Alguns estados permitem a parceiros "com papel passado" visitar o cônjuge noutro país, mas não dão o mesmo tratamento a casais de namorados ou que vivam em união de facto sem comprovativo oficial.

Uma situação considerada "injusta" pelo movimento "Amor não é Turismo", que nasceu na redes sociais para denunciar os casos de amor à distância, testados pelas contingências da covid-19.

"Compreendemos as limitações, mas o amor não é turismo. Isto não é sobre umas férias de verão, é sobre a saúde mental e o futuro de pessoas à volta do mundo", argumenta o movimento.

A dor do francês Fabien Lefebvre, que não vê a companheira iraniana desde fevereiro, é a expressão do sentimento denunciado pelo movimento. "O relógio está a fazer tic-tac e o nível de tensão e desespero é já muito grave", disse.

No caso de Emeric Tonri, é especialmente difícil. Francês, a trabalhar no sudeste asiático desde 2014, está desde dezembro sem ver a mulher e a filha de quatro anos, retidas no Vietname. "É trágico", desabafou à reportagem da agência francesa de notícias "France Presse".

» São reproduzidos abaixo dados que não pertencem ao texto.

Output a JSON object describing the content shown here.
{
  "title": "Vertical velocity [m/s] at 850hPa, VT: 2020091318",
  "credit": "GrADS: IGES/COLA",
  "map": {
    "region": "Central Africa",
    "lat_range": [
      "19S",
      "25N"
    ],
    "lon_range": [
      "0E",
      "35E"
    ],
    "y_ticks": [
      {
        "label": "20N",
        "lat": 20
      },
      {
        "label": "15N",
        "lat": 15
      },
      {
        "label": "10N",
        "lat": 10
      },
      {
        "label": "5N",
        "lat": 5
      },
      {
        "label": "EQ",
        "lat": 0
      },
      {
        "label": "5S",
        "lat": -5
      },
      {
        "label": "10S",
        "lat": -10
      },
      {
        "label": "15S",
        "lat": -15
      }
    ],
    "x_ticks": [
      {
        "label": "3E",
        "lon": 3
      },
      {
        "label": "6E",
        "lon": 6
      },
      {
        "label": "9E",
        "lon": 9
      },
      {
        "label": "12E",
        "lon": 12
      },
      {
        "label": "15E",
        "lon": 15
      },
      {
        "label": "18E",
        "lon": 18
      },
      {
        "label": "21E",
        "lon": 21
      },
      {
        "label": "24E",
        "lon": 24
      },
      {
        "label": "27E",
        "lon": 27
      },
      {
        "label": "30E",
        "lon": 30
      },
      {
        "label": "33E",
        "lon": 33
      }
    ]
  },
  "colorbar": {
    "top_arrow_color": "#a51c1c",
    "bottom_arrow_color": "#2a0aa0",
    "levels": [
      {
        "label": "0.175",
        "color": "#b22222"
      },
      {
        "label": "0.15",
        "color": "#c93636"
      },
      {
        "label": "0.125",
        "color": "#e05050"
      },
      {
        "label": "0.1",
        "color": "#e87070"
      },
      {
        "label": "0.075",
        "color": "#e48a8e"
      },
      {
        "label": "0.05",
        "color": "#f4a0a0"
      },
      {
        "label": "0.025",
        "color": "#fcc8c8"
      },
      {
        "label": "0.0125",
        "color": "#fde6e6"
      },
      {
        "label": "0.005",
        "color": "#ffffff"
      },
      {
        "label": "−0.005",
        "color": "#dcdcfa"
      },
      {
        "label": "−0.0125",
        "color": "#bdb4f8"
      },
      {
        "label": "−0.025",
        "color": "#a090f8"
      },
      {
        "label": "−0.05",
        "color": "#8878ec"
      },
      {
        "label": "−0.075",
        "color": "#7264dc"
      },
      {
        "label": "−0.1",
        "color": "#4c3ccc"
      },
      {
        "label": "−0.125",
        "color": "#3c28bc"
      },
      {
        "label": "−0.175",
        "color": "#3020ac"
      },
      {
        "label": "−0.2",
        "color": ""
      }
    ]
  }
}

As viagens não essenciais para a União Europeia (UE) continuam proibidas para vários países, incluindo os EUA, com exceção de cidadãos europeus, de residentes na Europa e respetivas famílias.

Na teoria, os países europeus podem permitir a entrada na Europa a parceiros não casados mas com um relacionamento comprovado. Como poucos o fazem, a UE está a dar sinais de ansiedade com a separação forçada de muitos europeus.

A Alemanha, que encabeça atualmente a presidência rotativa dos 27, fez um questionário para saber em que pé está a relação dos países com os não-casados, enquanto a Comissão Europeia exortou os estados membros a pôr fim ao tormento destes casais, permitindo a entrada na Europa a parceiros de cidadãos europeus ou de residentes no Velho Continente.

Segundo o movimento "Amor não é turismo", apenas 11 países autorizam casais binacionais a encontrarem-se na casa do outro. O 12.º a entrar em campo é a França. "Este vírus não gosta do amor, mas nós gostamos", disse o ministro responsável pelo Turismo no ministério francês dos Negócios Estrangeiros, Jean-Baptiste Lemoyne, em declarações ao "Le Journal du Dimanche".

A frase justifica a entrada da França, que a reboque do movimento romântico do século XVII ficou conhecida como a pátria da "língua do amor", no lote de países que querem derrubar barreiras para deixar casais binacionais voltarem a ver-se.

Para poder entrar em França e ver a cara-metade, os pretendentes terão de apresentar, no consulado gaulês do país de residência ou origem, documentos que provem atividades comuns, um bilhete de regresso, além de documentos de identificação e comprovativos de residência de uma das partes.